Regimental histories are a virtual window to a nation. They provide insight into a country's culture, values, and martial spirit. But more specifically they tell the story of the men and women who fight their nation's wars. Created as an infantry school corps to train the Militia, the Royal Canadian Regiment quickly grew to serve the national interest at home and abroad. From its first operational mission in Canada's rugged Northwest to assist in quelling the Riel Rebellion to the harsh veldt of South Africa to help defeat the Boers, Canada's oldest permanent force infantry regiment produced a legacy of courage and professionalism. This proud history was continued in the furnace of both world wars in Europe and shortly thereafter in Korea.

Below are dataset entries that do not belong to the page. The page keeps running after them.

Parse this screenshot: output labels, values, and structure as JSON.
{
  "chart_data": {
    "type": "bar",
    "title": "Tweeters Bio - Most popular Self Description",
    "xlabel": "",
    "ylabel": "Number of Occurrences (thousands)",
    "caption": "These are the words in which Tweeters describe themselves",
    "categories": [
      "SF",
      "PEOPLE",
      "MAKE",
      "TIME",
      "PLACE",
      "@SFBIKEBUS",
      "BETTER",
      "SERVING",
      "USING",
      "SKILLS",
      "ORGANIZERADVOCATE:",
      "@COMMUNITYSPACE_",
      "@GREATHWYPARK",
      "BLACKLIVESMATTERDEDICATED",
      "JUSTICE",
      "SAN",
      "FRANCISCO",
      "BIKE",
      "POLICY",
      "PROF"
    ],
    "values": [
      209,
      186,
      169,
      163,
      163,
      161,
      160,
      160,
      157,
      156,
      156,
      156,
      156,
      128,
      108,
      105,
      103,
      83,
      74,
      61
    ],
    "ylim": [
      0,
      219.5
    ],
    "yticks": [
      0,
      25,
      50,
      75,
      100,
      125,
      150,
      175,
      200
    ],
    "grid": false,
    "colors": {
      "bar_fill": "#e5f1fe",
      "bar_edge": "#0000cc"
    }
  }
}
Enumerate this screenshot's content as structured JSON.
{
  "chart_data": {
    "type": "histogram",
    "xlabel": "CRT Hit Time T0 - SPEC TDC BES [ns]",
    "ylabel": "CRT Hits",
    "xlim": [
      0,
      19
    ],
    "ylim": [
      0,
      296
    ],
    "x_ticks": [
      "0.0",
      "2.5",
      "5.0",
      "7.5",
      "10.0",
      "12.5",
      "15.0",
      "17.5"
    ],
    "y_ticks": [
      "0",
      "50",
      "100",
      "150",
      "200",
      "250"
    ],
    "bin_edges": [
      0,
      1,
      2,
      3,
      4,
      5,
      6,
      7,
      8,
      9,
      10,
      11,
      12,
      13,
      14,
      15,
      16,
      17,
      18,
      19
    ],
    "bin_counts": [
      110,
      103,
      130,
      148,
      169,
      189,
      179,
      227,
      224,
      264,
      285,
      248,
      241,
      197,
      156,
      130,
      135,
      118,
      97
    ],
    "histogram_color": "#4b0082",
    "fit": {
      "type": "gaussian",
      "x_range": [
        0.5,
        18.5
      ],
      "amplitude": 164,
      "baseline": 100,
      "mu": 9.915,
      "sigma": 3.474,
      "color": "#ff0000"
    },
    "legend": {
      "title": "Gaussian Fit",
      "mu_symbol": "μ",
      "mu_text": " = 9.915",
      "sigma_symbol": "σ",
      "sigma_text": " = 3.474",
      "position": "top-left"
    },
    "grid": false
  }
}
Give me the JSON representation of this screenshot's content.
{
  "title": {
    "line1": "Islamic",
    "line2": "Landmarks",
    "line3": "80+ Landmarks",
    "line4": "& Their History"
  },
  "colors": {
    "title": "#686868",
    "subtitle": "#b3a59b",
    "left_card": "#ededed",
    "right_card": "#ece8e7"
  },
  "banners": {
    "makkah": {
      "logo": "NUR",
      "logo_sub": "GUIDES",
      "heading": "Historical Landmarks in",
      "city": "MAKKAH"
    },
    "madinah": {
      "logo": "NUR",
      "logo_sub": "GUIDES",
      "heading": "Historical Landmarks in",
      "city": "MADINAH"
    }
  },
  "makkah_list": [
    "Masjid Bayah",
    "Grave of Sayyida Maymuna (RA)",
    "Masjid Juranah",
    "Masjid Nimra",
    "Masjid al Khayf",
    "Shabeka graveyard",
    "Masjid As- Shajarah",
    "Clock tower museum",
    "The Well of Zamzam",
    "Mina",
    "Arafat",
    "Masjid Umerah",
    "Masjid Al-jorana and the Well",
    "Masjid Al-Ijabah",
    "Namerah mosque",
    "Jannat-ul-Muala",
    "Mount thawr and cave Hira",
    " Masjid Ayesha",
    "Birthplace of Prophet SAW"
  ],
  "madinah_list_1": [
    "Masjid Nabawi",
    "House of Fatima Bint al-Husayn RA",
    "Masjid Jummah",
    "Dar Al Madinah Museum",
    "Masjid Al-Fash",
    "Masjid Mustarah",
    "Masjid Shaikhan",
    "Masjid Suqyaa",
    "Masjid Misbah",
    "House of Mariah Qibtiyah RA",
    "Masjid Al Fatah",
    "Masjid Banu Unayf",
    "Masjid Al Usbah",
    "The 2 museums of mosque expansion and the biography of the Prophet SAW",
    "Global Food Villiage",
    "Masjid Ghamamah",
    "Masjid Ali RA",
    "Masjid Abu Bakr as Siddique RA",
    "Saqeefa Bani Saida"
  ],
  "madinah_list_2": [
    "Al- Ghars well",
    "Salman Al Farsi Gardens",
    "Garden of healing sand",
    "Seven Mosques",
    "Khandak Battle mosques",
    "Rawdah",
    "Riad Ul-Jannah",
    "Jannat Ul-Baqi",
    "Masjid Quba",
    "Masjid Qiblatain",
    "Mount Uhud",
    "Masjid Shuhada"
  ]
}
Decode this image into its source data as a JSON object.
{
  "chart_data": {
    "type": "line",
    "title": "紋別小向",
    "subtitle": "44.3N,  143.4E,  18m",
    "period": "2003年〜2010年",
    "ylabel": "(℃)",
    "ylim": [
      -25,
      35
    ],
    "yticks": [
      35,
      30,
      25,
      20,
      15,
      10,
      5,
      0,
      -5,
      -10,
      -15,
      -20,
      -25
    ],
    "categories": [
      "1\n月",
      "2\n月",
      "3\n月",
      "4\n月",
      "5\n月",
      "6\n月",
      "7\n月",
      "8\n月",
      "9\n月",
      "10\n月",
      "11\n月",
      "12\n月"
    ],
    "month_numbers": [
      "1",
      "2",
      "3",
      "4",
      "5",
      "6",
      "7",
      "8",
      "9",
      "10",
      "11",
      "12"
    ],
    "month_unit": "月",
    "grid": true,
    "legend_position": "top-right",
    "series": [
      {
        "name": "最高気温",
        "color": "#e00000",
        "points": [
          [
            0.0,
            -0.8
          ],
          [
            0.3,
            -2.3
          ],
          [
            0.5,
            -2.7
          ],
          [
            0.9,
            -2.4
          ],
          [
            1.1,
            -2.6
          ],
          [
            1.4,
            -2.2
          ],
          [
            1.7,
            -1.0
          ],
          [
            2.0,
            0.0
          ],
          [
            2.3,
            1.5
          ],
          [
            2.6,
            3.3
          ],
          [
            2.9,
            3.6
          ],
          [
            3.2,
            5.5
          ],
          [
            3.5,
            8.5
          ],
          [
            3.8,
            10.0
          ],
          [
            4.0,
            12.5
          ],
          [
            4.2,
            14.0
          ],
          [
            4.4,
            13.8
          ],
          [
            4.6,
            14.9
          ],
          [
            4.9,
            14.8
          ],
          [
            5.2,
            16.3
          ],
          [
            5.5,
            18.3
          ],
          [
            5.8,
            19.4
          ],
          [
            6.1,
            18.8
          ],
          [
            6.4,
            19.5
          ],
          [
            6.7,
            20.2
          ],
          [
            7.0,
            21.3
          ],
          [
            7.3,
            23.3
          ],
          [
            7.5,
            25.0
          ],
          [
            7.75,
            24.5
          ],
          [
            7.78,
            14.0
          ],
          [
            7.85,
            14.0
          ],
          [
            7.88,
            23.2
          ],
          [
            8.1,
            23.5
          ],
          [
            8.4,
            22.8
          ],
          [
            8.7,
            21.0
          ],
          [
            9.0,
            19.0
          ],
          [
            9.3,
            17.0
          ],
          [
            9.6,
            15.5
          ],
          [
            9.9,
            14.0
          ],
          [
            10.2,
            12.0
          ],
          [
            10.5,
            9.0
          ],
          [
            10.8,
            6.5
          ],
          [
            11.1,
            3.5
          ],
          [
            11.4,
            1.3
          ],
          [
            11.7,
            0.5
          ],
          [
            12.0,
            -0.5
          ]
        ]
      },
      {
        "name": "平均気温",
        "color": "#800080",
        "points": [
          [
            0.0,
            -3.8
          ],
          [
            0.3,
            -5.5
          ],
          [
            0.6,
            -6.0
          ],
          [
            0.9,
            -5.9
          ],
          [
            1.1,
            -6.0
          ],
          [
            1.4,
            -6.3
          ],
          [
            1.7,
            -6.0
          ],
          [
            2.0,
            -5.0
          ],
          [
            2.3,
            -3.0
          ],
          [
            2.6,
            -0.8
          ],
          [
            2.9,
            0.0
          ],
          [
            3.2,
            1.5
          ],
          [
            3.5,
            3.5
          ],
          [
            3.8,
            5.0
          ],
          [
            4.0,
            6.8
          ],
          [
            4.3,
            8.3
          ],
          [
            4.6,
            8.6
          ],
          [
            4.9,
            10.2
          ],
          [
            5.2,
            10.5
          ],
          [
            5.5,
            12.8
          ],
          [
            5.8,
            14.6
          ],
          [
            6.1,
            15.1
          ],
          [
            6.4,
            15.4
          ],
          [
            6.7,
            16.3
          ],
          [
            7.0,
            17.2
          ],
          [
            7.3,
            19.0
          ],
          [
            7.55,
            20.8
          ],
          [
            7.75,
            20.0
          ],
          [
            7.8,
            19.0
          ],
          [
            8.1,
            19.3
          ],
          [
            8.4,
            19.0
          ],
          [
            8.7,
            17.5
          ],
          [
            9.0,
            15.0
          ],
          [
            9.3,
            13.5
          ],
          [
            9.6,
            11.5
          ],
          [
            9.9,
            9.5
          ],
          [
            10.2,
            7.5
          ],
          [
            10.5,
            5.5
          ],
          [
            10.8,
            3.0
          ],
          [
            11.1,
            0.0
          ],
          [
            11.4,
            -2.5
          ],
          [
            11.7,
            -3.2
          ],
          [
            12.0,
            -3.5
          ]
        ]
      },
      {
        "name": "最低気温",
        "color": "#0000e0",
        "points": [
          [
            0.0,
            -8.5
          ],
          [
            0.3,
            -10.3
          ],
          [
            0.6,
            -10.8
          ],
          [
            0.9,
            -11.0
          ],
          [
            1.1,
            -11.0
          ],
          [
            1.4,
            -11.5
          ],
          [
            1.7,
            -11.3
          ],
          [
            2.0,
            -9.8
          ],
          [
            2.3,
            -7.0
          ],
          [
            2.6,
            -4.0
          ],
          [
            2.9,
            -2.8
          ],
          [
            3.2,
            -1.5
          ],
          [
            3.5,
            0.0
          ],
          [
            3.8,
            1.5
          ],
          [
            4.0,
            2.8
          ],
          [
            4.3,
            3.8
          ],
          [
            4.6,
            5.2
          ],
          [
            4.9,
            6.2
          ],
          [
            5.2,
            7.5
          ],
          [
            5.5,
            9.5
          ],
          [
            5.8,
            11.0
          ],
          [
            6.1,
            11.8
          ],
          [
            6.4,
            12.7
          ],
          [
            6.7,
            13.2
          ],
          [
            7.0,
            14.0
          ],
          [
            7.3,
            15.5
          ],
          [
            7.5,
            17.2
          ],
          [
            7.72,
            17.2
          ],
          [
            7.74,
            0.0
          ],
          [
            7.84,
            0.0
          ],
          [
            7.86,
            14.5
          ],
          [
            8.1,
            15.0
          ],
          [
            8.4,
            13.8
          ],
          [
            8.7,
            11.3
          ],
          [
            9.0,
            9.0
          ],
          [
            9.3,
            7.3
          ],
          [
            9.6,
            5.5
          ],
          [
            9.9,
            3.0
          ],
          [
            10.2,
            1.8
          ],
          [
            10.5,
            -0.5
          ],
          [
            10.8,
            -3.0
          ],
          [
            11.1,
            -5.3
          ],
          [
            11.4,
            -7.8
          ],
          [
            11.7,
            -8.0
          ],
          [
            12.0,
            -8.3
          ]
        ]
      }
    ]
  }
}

It becomes evident that in its first 70 turbulent years of existence, the Royal Canadian Regiment established a heritage of honour and service to Canada, paid for in the blood, bravery, and tenacity of its members.
Table of Contents
Introduction; A Pressing Need: Establishing the Permanent Force and Policing the Dominion; Making Canada Proud: The "Royal Canadians" in South Africa; Service and Suffering: The Regiment in the First World War; "Fighting Men from Canada": The Regiment's Introduction to Modern War; No Soft Underbelly: The Battle for Italy; The Final Stretch: Collapsing the Third Reich; A Return to Combat: The First Regimental Tour to Korea, 1951-1952; "Spit and Polish": The Regulars in Korea, 1952-1953; Index.
Colonel Bernd Horn is an experienced Canadian Forces infantry officer and military educator. He has authored, co-authored, or edited more than 30 books, including "No Easy Task: Fighting in Afghanistan" and "No Lack of Courage: Operation Medusa, Afghanistan." He lives in Kingston, Ontario.